The LM2500XPRESS units, 34 MW each, will be the first to be installed in North America and are expected to start commercial operation by the summer of 2022. They are designed for ease of transport, on trailers, and will eventually be relocated to other sites in the Colorado Springs area.

The LM2500XPRESS power generating units are 95% factory assembled into simplified modules and provide a “plug and play” concept with installation in less than three weeks, says GE. Each power block comprises a GE LM2500 aeroderivative gas turbine modular package, gas compressor and emissions control system. In addition, a black start diesel generator is included to provide start-up capability in case of grid faults.

The units provide dual-fuel capability, primarily burning natural gas, but able to run on liquid fuels if necessary.

They employ a dry low emissions (DLE) combustion system, minimising water use, and an oxidation catalyst.


Above: LM2500XPRESS


In December GE announced its first order for a power plant using LM2500XPRESS technology, an eleven-unit 300 MW grid reserve facility to be supplied to RWE for installation at its Biblis site. RWE Generation had been previously awarded the contract to build and operate the Biblis gas fired grid reserve plant by transmission system operator Amprion.

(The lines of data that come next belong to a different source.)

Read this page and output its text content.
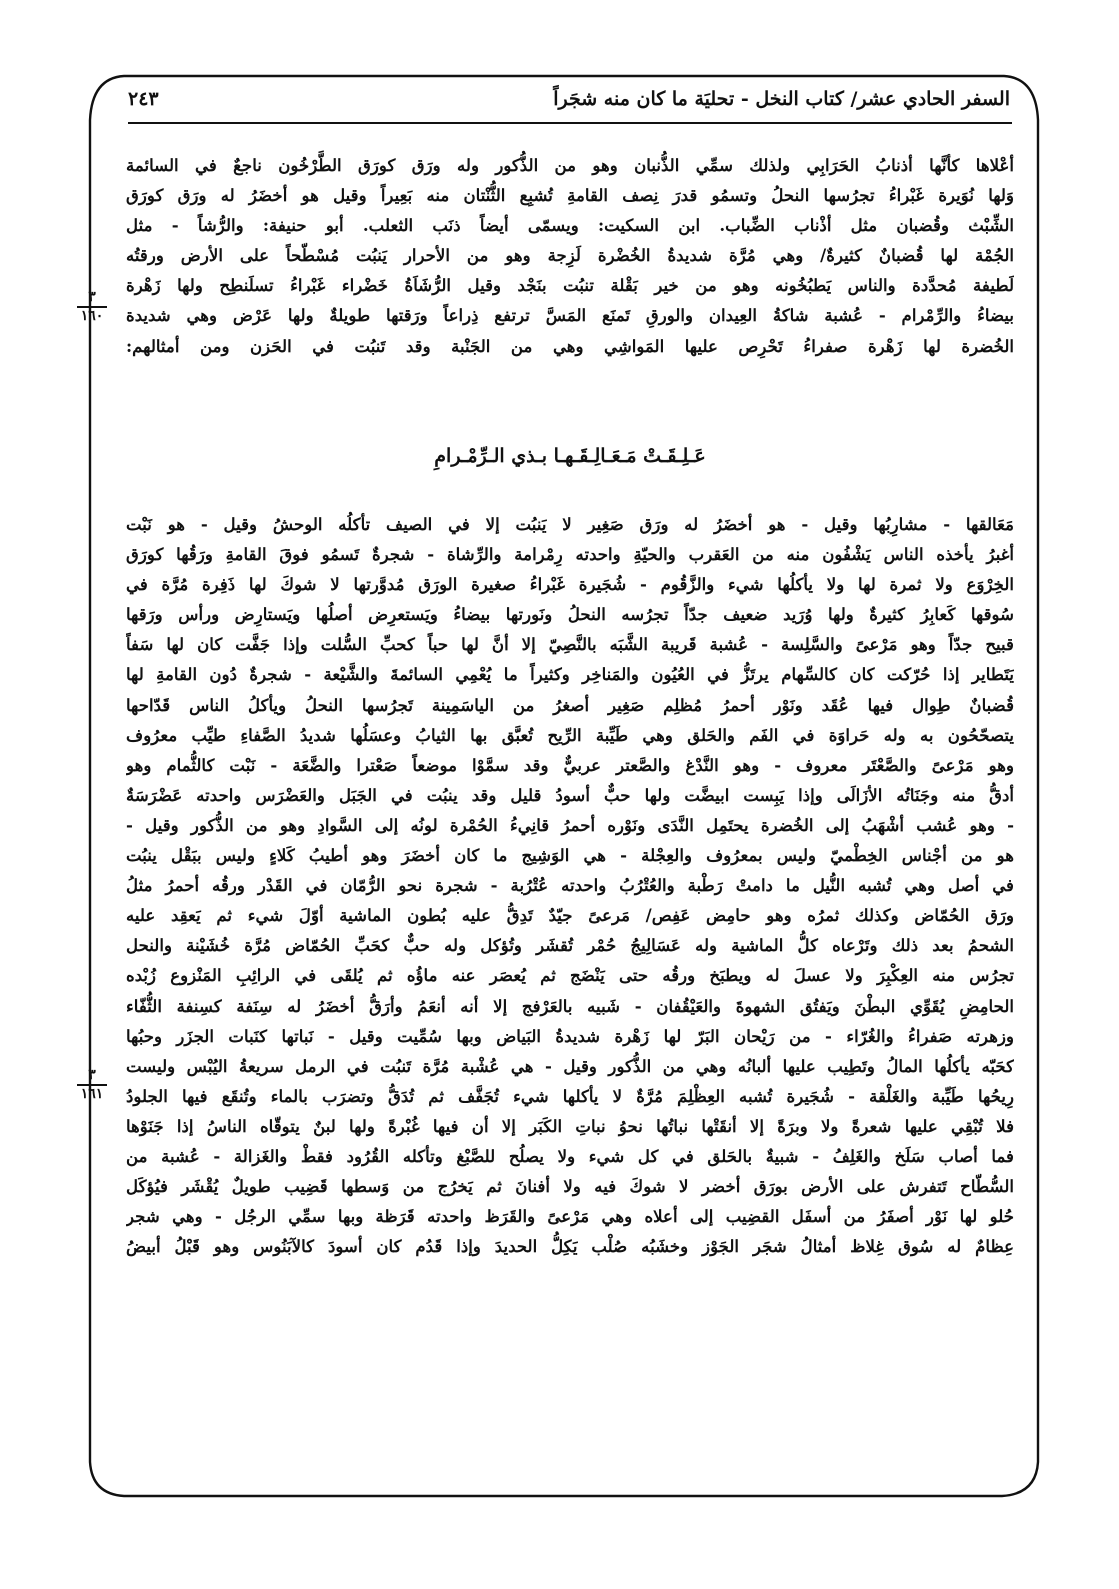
السفر الحادي عشر/ كتاب النخل - تحليَة ما كان منه شجَراً
٢٤٣
٣
١٦٠
٣
١٦١
أعْلاها كأنَّها أذنابُ الحَرَابِي ولذلك سمِّي الذُّنبان وهو من الذُّكور وله ورَق كورَق الطَّرْخُون ناجعٌ في السائمة
وَلها نُوَيرة غَبْراءُ تجرُسها النحلُ وتسمُو قدرَ نِصف القامةِ تُشبِع الثُّنْتان منه بَعِيراً وقيل هو أخضَرُ له ورَق كورَق
الشِّبْث وقُضبان مثل أذْناب الضِّباب. ابن السكيت: ويسمّى أيضاً ذنَب الثعلب. أبو حنيفة: والرُّشاً - مثل
الجُمْة لها قُضبانٌ كثيرةٌ/ وهي مُرَّة شديدةُ الخُضْرة لَزِجة وهو من الأحرار يَنبُت مُسْطّحاً على الأرض ورقتُه
لَطيفة مُحدَّدة والناس يَطبُخُونه وهو من خير بَقْلة تنبُت بنَجْد وقيل الرُّشَاَةُ خَضْراء غَبْراءُ تسلَنطِح ولها زَهْرة
بيضاءُ والرِّمْرام - عُشبة شاكةُ العِيدان والورقِ تَمنَع المَسَّ ترتفع ذِراعاً ورَقتها طويلةٌ ولها عَرْض وهي شديدة
الخُضرة لها زَهْرة صفراءُ تَحْرِص عليها المَواشِي وهي من الجَنْبة وقد تَنبُت في الحَزن ومن أمثالهم:
عَـلِـقَـتْ مَـعَـالِـقَـهـا بـذي الـرِّمْـرامِ
مَعَالقها - مشارِبُها وقيل - هو أخضَرُ له ورَق صَغِير لا يَنبُت إلا في الصيف تأكلُه الوحشُ وقيل - هو نَبْت
أغبرُ يأخذه الناس يَشْفُون منه من العَقرب والحيّةِ واحدته رِمْرامة والرِّشاة - شجرةٌ تَسمُو فوقَ القامةِ ورَقُها كورَق
الخِرْوَع ولا ثمرة لها ولا يأكلُها شيء والزَّقُوم - شُجَيرة غَبْراءُ صغيرة الورَق مُدوَّرتها لا شوكَ لها ذَفِرة مُرَّة في
سُوقها كَعابِرُ كثيرةٌ ولها وُرَيد ضعيف جدّاً تجرُسه النحلُ ونَورتها بيضاءُ ويَستعرِض أصلُها ويَستارِض ورأس ورَقها
قبيح جدّاً وهو مَرْعىً والسَّلِسة - عُشبة قَريبة الشَّبَه بالنَّصِيّ إلا أنَّ لها حباً كحبِّ السُّلت وإذا جَفَّت كان لها سَفاً
يَتَطاير إذا حُرّكت كان كالسِّهام يرتَزُّ في العُيُون والمَناخِر وكثيراً ما يُعْمِي السائمةَ والشَّيْعة - شجرةٌ دُون القامةِ لها
قُضبانٌ طِوال فيها عُقَد ونَوْر أحمرُ مُظلِم صَغِير أصغرُ من الياسَمِينة تَجرُسها النحلُ ويأكلُ الناس قَدّاحها
يتصحّحُون به وله حَراوَة في الفَم والحَلق وهي طَيِّبة الرِّيح تُعبَّق بها الثيابُ وعسَلُها شديدُ الصَّفاءِ طيِّب معرُوف
وهو مَرْعىً والصَّعْتَر معروف - وهو النَّدْغ والصَّعتر عربيٌّ وقد سمَّوْا موضعاً صَعْترا والضَّعَة - نَبْت كالثُّمام وهو
أدقُّ منه وجَنَاتُه الأزَالَى وإذا يَبِست ابيضَّت ولها حبٌّ أسودُ قليل وقد ينبُت في الجَبَل والعَضْرَس واحدته عَضْرَسَةٌ
- وهو عُشب أشْهَبُ إلى الخُضرة يحتَمِل النَّدَى ونَوْره أحمرُ قانِيءُ الحُمْرة لونُه إلى السَّوادِ وهو من الذُّكور وقيل -
هو من أجْناس الخِطْميّ وليس بمعرُوف والعِجْلة - هي الوَشِيج ما كان أخضَرَ وهو أطيبُ كَلاءٍ وليس ببَقْل ينبُت
في أصل وهي تُشبه النُّيل ما دامتْ رَطْبة والعُتْرُبُ واحدته عُتْرُبة - شجرة نحو الرُّمّان في القَدْر ورقُه أحمرُ مثلُ
ورَق الحُمّاض وكذلك ثمرُه وهو حامِض عَفِص/ مَرعىً جيّدٌ تَدِقُّ عليه بُطون الماشية أوّلَ شيء ثم يَعقِد عليه
الشحمُ بعد ذلك وتَرْعاه كلُّ الماشية وله عَسَالِيجُ حُمْر تُقشَر وتُؤكل وله حبٌّ كحَبِّ الحُمّاض مُرَّة خُشَيْنة والنحل
تجرُس منه العِكْبِرَ ولا عسلَ له ويطبَخ ورقُه حتى يَنْضَج ثم يُعصَر عنه ماؤُه ثم يُلقَى في الرائِبِ المَنْزوع زُبْده
الحامِضِ يُقَوِّي البطْنَ ويَفتُق الشهوةَ والعَيْقُفان - شَبيه بالعَرْفج إلا أنه أنعَمُ وأرَقُّ أخضَرُ له سِنَفة كسِنفة الثُّفّاء
وزهرته صَفراءُ والغُرّاء - من رَيْحان البَرّ لها زَهْرة شديدةُ البَياض وبها سُمِّيت وقيل - نَباتها كنَبات الجزَر وحبُها
كحَبّه يأكلُها المالُ وتَطِيب عليها ألبانُه وهي من الذُّكور وقيل - هي عُشْبة مُرَّة تَنبُت في الرمل سريعةُ اليُبْس وليست
رِيحُها طَيِّبة والغَلْقة - شُجَيرة تُشبه العِظْلِمَ مُرَّةٌ لا يأكلها شيء تُجَفَّف ثم تُدَقُّ وتضرَب بالماء وتُنقَع فيها الجلودُ
فلا تُبْقِي عليها شعرةً ولا وبرَةً إلا أنقَتْها نباتُها نحوُ نباتِ الكَبَر إلا أن فيها غُبْرةً ولها لبنٌ يتوقّاه الناسُ إذا جَنَوْها
فما أصاب سَلَخ والغَلِفُ - شبيةٌ بالحَلق في كل شيء ولا يصلُح للصَّبْغ وتأكله القُرُود فقطْ والغَزالة - عُشبة من
السُّطّاح تَتفرش على الأرض بورَق أخضر لا شوكَ فيه ولا أفنانَ ثم يَخرُج من وَسطها قَضِيب طويلٌ يُقْشَر فيُؤكَل
حُلو لها نَوْر أصفَرُ من أسفَل القضِيب إلى أعلاه وهي مَرْعىً والقَرَظ واحدته قَرَظة وبها سمِّي الرجُل - وهي شجر
عِظامٌ له سُوق غِلاظ أمثالُ شجَر الجَوْز وخشَبُه صُلْب يَكِلُّ الحديدَ وإذا قَدُم كان أسودَ كالآبَنُوس وهو قَبْلُ أبيضُ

The new plant, to be built in a former car park just south of the decommissioned and fuel-free Biblis nuclear power station, will not be available to the open electricity marketplace; instead, it will only be operated as required by system operators to “help ensure grid stability with high efficiency.”

The new natural gas fuelled plant is expected to enter service in late 2022.

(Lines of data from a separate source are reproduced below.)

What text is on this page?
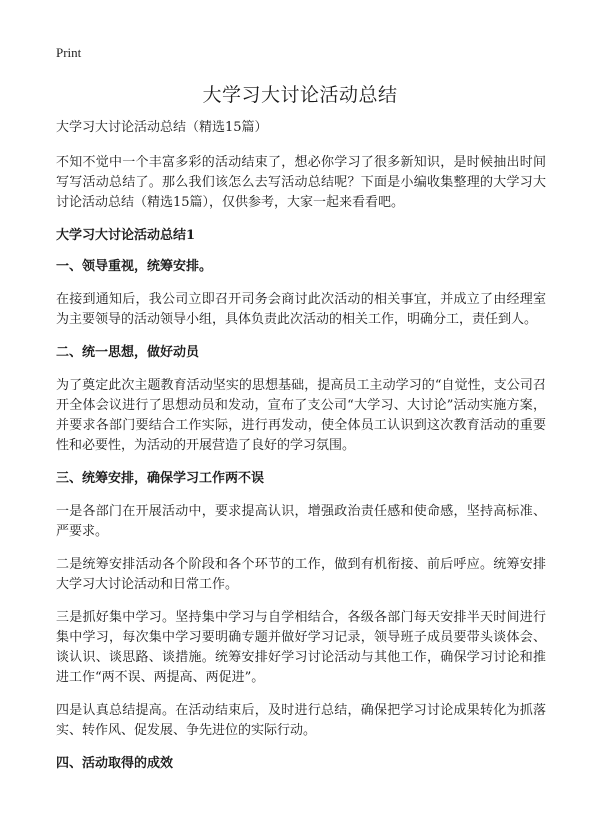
Print
大学习大讨论活动总结

大学习大讨论活动总结（精选15篇）

不知不觉中一个丰富多彩的活动结束了，想必你学习了很多新知识，是时候抽出时间写写活动总结了。那么我们该怎么去写活动总结呢？下面是小编收集整理的大学习大讨论活动总结（精选15篇），仅供参考，大家一起来看看吧。

大学习大讨论活动总结1

一、领导重视，统筹安排。

在接到通知后，我公司立即召开司务会商讨此次活动的相关事宜，并成立了由经理室为主要领导的活动领导小组，具体负责此次活动的相关工作，明确分工，责任到人。

二、统一思想，做好动员

为了奠定此次主题教育活动坚实的思想基础，提高员工主动学习的“自觉性，支公司召开全体会议进行了思想动员和发动，宣布了支公司“大学习、大讨论”活动实施方案，并要求各部门要结合工作实际，进行再发动，使全体员工认识到这次教育活动的重要性和必要性，为活动的开展营造了良好的学习氛围。

三、统筹安排，确保学习工作两不误

一是各部门在开展活动中，要求提高认识，增强政治责任感和使命感，坚持高标准、严要求。

二是统筹安排活动各个阶段和各个环节的工作，做到有机衔接、前后呼应。统筹安排大学习大讨论活动和日常工作。

三是抓好集中学习。坚持集中学习与自学相结合，各级各部门每天安排半天时间进行集中学习，每次集中学习要明确专题并做好学习记录，领导班子成员要带头谈体会、谈认识、谈思路、谈措施。统筹安排好学习讨论活动与其他工作，确保学习讨论和推进工作“两不误、两提高、两促进”。

四是认真总结提高。在活动结束后，及时进行总结，确保把学习讨论成果转化为抓落实、转作风、促发展、争先进位的实际行动。

四、活动取得的成效
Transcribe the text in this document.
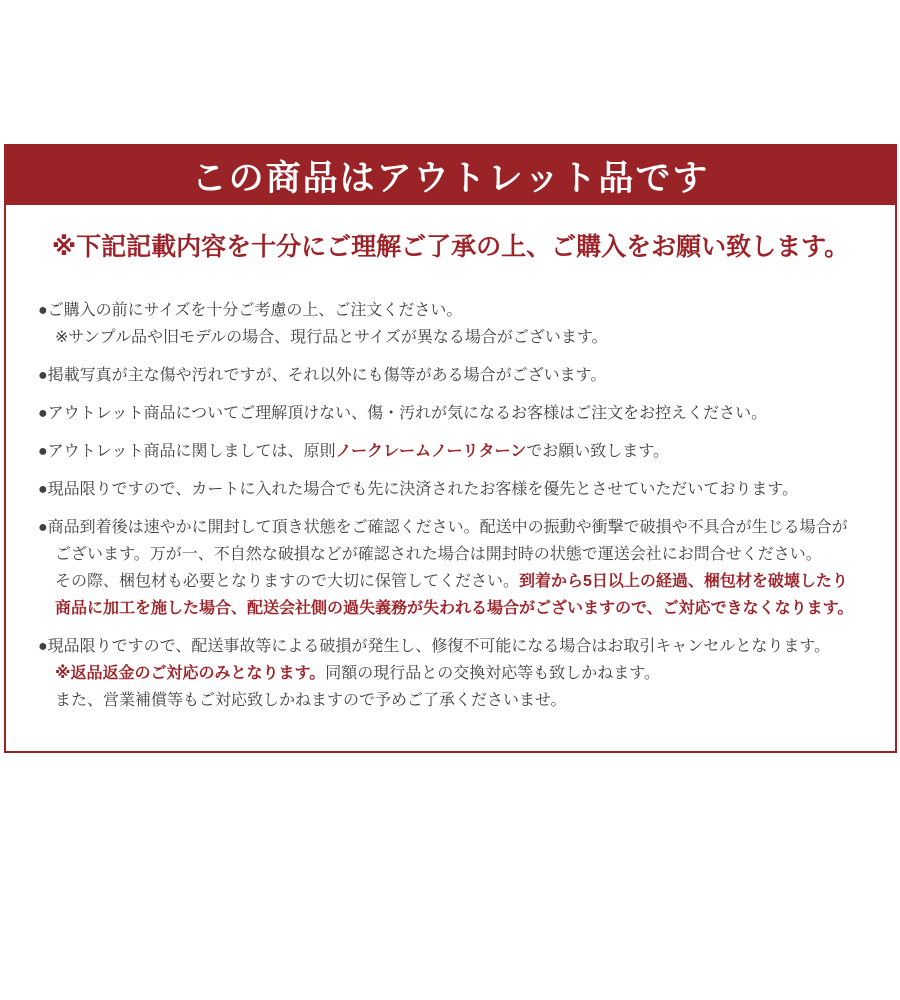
この商品はアウトレット品です
※下記記載内容を十分にご理解ご了承の上、ご購入をお願い致します。
●ご購入の前にサイズを十分ご考慮の上、ご注文ください。
※サンプル品や旧モデルの場合、現行品とサイズが異なる場合がございます。
●掲載写真が主な傷や汚れですが、それ以外にも傷等がある場合がございます。
●アウトレット商品についてご理解頂けない、傷・汚れが気になるお客様はご注文をお控えください。
●アウトレット商品に関しましては、原則ノークレームノーリターンでお願い致します。
●現品限りですので、カートに入れた場合でも先に決済されたお客様を優先とさせていただいております。
●商品到着後は速やかに開封して頂き状態をご確認ください。配送中の振動や衝撃で破損や不具合が生じる場合が
ございます。万が一、不自然な破損などが確認された場合は開封時の状態で運送会社にお問合せください。
その際、梱包材も必要となりますので大切に保管してください。到着から5日以上の経過、梱包材を破壊したり
商品に加工を施した場合、配送会社側の過失義務が失われる場合がございますので、ご対応できなくなります。
●現品限りですので、配送事故等による破損が発生し、修復不可能になる場合はお取引キャンセルとなります。
※返品返金のご対応のみとなります。同額の現行品との交換対応等も致しかねます。
また、営業補償等もご対応致しかねますので予めご了承くださいませ。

Germany is generating record amounts of renewable energy in the north, but its grid is challenged to transport all the power down to load centres in the south and it repeatedly faces critical situations, with imports arranged at short notice from surrounding countries, for example, required to stabilise the grid.

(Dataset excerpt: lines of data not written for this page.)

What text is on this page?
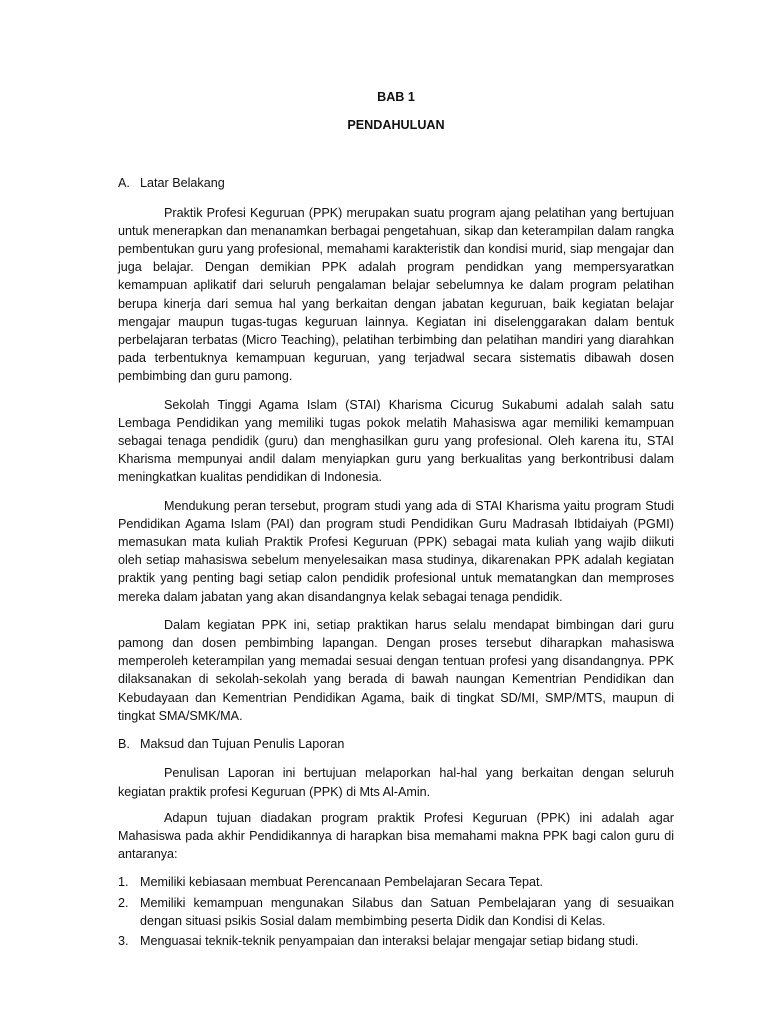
BAB 1

PENDAHULUAN

A. Latar Belakang

Praktik Profesi Keguruan (PPK) merupakan suatu program ajang pelatihan yang bertujuan untuk menerapkan dan menanamkan berbagai pengetahuan, sikap dan keterampilan dalam rangka pembentukan guru yang profesional, memahami karakteristik dan kondisi murid, siap mengajar dan juga belajar. Dengan demikian PPK adalah program pendidkan yang mempersyaratkan kemampuan aplikatif dari seluruh pengalaman belajar sebelumnya ke dalam program pelatihan berupa kinerja dari semua hal yang berkaitan dengan jabatan keguruan, baik kegiatan belajar mengajar maupun tugas-tugas keguruan lainnya. Kegiatan ini diselenggarakan dalam bentuk perbelajaran terbatas (Micro Teaching), pelatihan terbimbing dan pelatihan mandiri yang diarahkan pada terbentuknya kemampuan keguruan, yang terjadwal secara sistematis dibawah dosen pembimbing dan guru pamong.

Sekolah Tinggi Agama Islam (STAI) Kharisma Cicurug Sukabumi adalah salah satu Lembaga Pendidikan yang memiliki tugas pokok melatih Mahasiswa agar memiliki kemampuan sebagai tenaga pendidik (guru) dan menghasilkan guru yang profesional. Oleh karena itu, STAI Kharisma mempunyai andil dalam menyiapkan guru yang berkualitas yang berkontribusi dalam meningkatkan kualitas pendidikan di Indonesia.

Mendukung peran tersebut, program studi yang ada di STAI Kharisma yaitu program Studi Pendidikan Agama Islam (PAI) dan program studi Pendidikan Guru Madrasah Ibtidaiyah (PGMI) memasukan mata kuliah Praktik Profesi Keguruan (PPK) sebagai mata kuliah yang wajib diikuti oleh setiap mahasiswa sebelum menyelesaikan masa studinya, dikarenakan PPK adalah kegiatan praktik yang penting bagi setiap calon pendidik profesional untuk mematangkan dan memproses mereka dalam jabatan yang akan disandangnya kelak sebagai tenaga pendidik.

Dalam kegiatan PPK ini, setiap praktikan harus selalu mendapat bimbingan dari guru pamong dan dosen pembimbing lapangan. Dengan proses tersebut diharapkan mahasiswa memperoleh keterampilan yang memadai sesuai dengan tentuan profesi yang disandangnya. PPK dilaksanakan di sekolah-sekolah yang berada di bawah naungan Kementrian Pendidikan dan Kebudayaan dan Kementrian Pendidikan Agama, baik di tingkat SD/MI, SMP/MTS, maupun di tingkat SMA/SMK/MA.

B. Maksud dan Tujuan Penulis Laporan

Penulisan Laporan ini bertujuan melaporkan hal-hal yang berkaitan dengan seluruh kegiatan praktik profesi Keguruan (PPK) di Mts Al-Amin.

Adapun tujuan diadakan program praktik Profesi Keguruan (PPK) ini adalah agar Mahasiswa pada akhir Pendidikannya di harapkan bisa memahami makna PPK bagi calon guru di antaranya:

1. Memiliki kebiasaan membuat Perencanaan Pembelajaran Secara Tepat.
2. Memiliki kemampuan mengunakan Silabus dan Satuan Pembelajaran yang di sesuaikan dengan situasi psikis Sosial dalam membimbing peserta Didik dan Kondisi di Kelas.
3. Menguasai teknik-teknik penyampaian dan interaksi belajar mengajar setiap bidang studi.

“Grid stability plants”, such as that being installed at Biblis, are seen as one of the building blocks towards overcoming this challenge.

“We are delighted that we were awarded the contract for the Biblis site. The excellent existing infrastructure there and our reliable and flexible concept for the plant have won out. We will thus be able to make an important contribution towards security of supply in Southern Hesse,” said Roger Miesen, CEO of RWE Generation. “We have a long-standing relationship with GE and we’re proud to work together to install the world’s first LM2500XPRESS.”

“The rapidly progressing energy transition presents system operators and energy suppliers with the increasingly difficult task of continuously ensuring stability of the grid”, said Aman Joshi, senior global sales director for the aeroderivative business at GE Gas Power. “GE continues to invest in new technologies, such as the LM2500XPRESS power plant, as we consider renewables and gas power complementary. The combination of five-minute fast start with cycling and load following capabilities is ideal to help support grid stability and we’re excited to bring it to Biblis to help RWE to provide a reliable supply of energy.”

The LM2500XPRESS units for the Biblis project will be manufactured at GE Gas Power’s Manufacturing Excellence Center, Veresegyhaz, Hungary.

The LM2500XPRESS builds on GE’s proven LM2500 aeroderivative gas turbine technology, with more than 2500 units sold and over 97 million operating hours amassed.

For plant operators who need power in just days, the LM2500XPRESS can be installed in as little as two weeks with a minimal crew. It’s available in both simple and combined cycle configuration, for both 50 and 60 Hz applications. In simple cycle, power rating is 34 MW and efficiency up to 39.5%, in combined cycle the capacity is up to 47 MW efficiency up to 54.4%.